Hey, Teachers! Leave Those Kids Alone!
High school students in the Australian state of Queensland who lack their own computers are given government-issued laptops to take home with them from school – but they come with a hidden price. A recent news report revealed that “screen spy” monitoring software run by the AB Tutor Client Program quietly takes time-stamped screenshots, monitors printing, and logs visits to websites and keystrokes. Students’ online activity is monitored even when they are working at home, and one mother complained that a screenshot had been taken of her daughter’s Skype conversation. During class, teachers can remotely control the computers.
Despite the uproar that was unleashed when parents and civil liberties advocates discovered the extent of the laptop monitoring, officials with Education Queensland, the governmental department responsible for running the schools, stuck by the practice.

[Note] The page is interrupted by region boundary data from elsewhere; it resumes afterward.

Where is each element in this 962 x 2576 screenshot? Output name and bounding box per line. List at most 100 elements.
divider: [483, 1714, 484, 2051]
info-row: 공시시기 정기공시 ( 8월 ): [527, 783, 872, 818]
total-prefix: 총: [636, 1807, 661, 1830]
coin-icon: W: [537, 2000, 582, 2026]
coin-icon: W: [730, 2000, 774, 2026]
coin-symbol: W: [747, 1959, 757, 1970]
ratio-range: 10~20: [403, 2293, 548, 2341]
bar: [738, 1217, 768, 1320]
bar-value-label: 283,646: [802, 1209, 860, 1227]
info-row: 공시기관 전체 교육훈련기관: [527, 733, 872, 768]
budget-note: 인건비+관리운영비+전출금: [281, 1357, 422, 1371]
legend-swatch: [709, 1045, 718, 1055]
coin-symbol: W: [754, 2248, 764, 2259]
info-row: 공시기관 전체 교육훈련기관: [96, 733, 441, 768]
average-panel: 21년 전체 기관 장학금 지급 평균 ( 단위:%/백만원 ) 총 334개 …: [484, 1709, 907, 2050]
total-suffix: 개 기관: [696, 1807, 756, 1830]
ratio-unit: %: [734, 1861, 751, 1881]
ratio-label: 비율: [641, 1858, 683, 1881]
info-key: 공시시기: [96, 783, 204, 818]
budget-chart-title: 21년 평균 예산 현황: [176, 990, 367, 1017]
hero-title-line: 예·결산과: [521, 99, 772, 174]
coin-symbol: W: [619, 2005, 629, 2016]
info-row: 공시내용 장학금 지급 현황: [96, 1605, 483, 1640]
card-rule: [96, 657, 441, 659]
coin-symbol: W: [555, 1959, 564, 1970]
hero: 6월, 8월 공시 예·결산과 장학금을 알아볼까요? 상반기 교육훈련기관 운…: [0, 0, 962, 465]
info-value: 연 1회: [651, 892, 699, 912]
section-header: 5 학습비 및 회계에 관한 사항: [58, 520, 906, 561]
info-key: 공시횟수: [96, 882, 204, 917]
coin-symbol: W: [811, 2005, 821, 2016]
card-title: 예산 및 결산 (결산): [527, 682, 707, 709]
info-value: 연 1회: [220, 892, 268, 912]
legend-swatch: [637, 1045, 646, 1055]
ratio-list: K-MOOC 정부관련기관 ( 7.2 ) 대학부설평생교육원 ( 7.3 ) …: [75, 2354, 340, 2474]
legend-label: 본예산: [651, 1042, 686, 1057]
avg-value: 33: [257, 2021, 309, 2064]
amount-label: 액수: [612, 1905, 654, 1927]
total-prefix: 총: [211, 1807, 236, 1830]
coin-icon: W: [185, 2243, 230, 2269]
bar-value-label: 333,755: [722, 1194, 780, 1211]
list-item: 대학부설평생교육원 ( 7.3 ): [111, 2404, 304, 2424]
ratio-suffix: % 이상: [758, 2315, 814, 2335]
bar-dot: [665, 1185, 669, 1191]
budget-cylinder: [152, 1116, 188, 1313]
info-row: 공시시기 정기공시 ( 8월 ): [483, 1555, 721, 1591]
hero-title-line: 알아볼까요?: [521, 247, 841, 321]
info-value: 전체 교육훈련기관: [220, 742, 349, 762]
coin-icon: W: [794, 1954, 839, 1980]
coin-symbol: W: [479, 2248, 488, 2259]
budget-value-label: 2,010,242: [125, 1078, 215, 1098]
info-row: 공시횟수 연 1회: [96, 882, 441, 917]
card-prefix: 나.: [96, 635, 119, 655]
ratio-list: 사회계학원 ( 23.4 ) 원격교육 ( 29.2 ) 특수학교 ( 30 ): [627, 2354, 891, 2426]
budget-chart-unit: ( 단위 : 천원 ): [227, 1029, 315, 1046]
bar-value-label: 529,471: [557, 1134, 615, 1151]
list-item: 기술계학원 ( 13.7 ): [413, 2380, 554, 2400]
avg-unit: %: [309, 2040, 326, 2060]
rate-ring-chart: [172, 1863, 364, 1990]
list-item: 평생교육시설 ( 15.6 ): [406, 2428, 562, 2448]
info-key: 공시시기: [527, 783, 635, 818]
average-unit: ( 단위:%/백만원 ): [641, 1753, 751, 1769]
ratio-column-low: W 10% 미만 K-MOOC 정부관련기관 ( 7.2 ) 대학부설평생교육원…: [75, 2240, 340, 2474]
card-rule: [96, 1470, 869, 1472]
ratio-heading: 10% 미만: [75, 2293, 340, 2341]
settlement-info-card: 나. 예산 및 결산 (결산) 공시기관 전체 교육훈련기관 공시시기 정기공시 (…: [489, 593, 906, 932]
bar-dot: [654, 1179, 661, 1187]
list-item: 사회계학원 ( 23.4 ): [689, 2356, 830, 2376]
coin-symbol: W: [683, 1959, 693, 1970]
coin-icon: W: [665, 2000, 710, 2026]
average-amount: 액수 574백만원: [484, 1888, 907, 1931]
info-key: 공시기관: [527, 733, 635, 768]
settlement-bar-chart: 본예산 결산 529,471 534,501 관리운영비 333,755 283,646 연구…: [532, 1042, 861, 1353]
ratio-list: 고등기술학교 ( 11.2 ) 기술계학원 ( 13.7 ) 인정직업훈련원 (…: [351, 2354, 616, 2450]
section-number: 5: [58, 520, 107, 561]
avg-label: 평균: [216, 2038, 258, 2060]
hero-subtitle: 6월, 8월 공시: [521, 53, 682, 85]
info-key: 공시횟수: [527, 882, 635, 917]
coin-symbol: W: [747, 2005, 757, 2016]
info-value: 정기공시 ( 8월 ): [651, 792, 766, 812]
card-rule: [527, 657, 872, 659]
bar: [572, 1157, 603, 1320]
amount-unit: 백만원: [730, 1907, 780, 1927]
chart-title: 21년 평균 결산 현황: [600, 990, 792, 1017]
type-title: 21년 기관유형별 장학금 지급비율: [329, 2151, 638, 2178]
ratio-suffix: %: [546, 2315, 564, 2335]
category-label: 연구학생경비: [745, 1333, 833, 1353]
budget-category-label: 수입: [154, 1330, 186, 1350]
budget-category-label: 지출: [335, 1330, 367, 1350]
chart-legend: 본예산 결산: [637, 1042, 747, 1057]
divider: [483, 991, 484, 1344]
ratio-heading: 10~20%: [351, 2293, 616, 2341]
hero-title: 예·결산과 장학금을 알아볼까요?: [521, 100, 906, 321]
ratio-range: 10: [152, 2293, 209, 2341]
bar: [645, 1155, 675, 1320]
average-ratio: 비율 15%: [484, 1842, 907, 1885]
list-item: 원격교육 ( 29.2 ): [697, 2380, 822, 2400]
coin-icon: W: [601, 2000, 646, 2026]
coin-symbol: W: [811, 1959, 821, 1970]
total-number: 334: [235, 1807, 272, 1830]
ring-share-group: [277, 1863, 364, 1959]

Responding to questions from the press, Queensland Education Minister John-Paul Langbroek noted that parents had signed an agreement disclosing that online communications could be audited and traced back to students. He then delivered a line that is often repeated but known by privacy advocates to be completely wrongheaded. “If they've done nothing wrong,” he said, “they've got nothing to fear."
In Canada, Telcos Got Inside Track On Surveillance Bill
Several weeks before Canada’s controversial online surveillance legislation, Bill C-30, was introduced, major telecommunication companies partnered with government officials to develop a secret forum on “Lawful Access,” the deceptive term used to describe governmental interception of online activity and information. The closed-door collaboration was revealed in documents obtained via Canada’s Access to Information Act (the equivalent of the U.S.’s Freedom of Information Act), according to Michael Geist, a law professor at the University of Ottawa. News of the secret meeting served to clear up confusion as to why Canada’s telcos stayed mum on C-30 when it reached the height of controversy earlier this year.
After Bill C-30 had formally entered the approval process, government officials continued to work with telcos behind the scenes to respond to their concerns — such as whether they would receive “adequate compensation” in exchange for providing subscriber information, according to the released documents.
As Geist points out, the behind-the-scenes collaboration essentially “created a two-tier approach to Internet surveillance policy, granting privileged access and information for telecom providers.” Though it’s on the back burner for now, Bill C-30 nevertheless remains in legal limbo, with Public Safety Minister Vic Toews promising that it will be sent to committee for further study.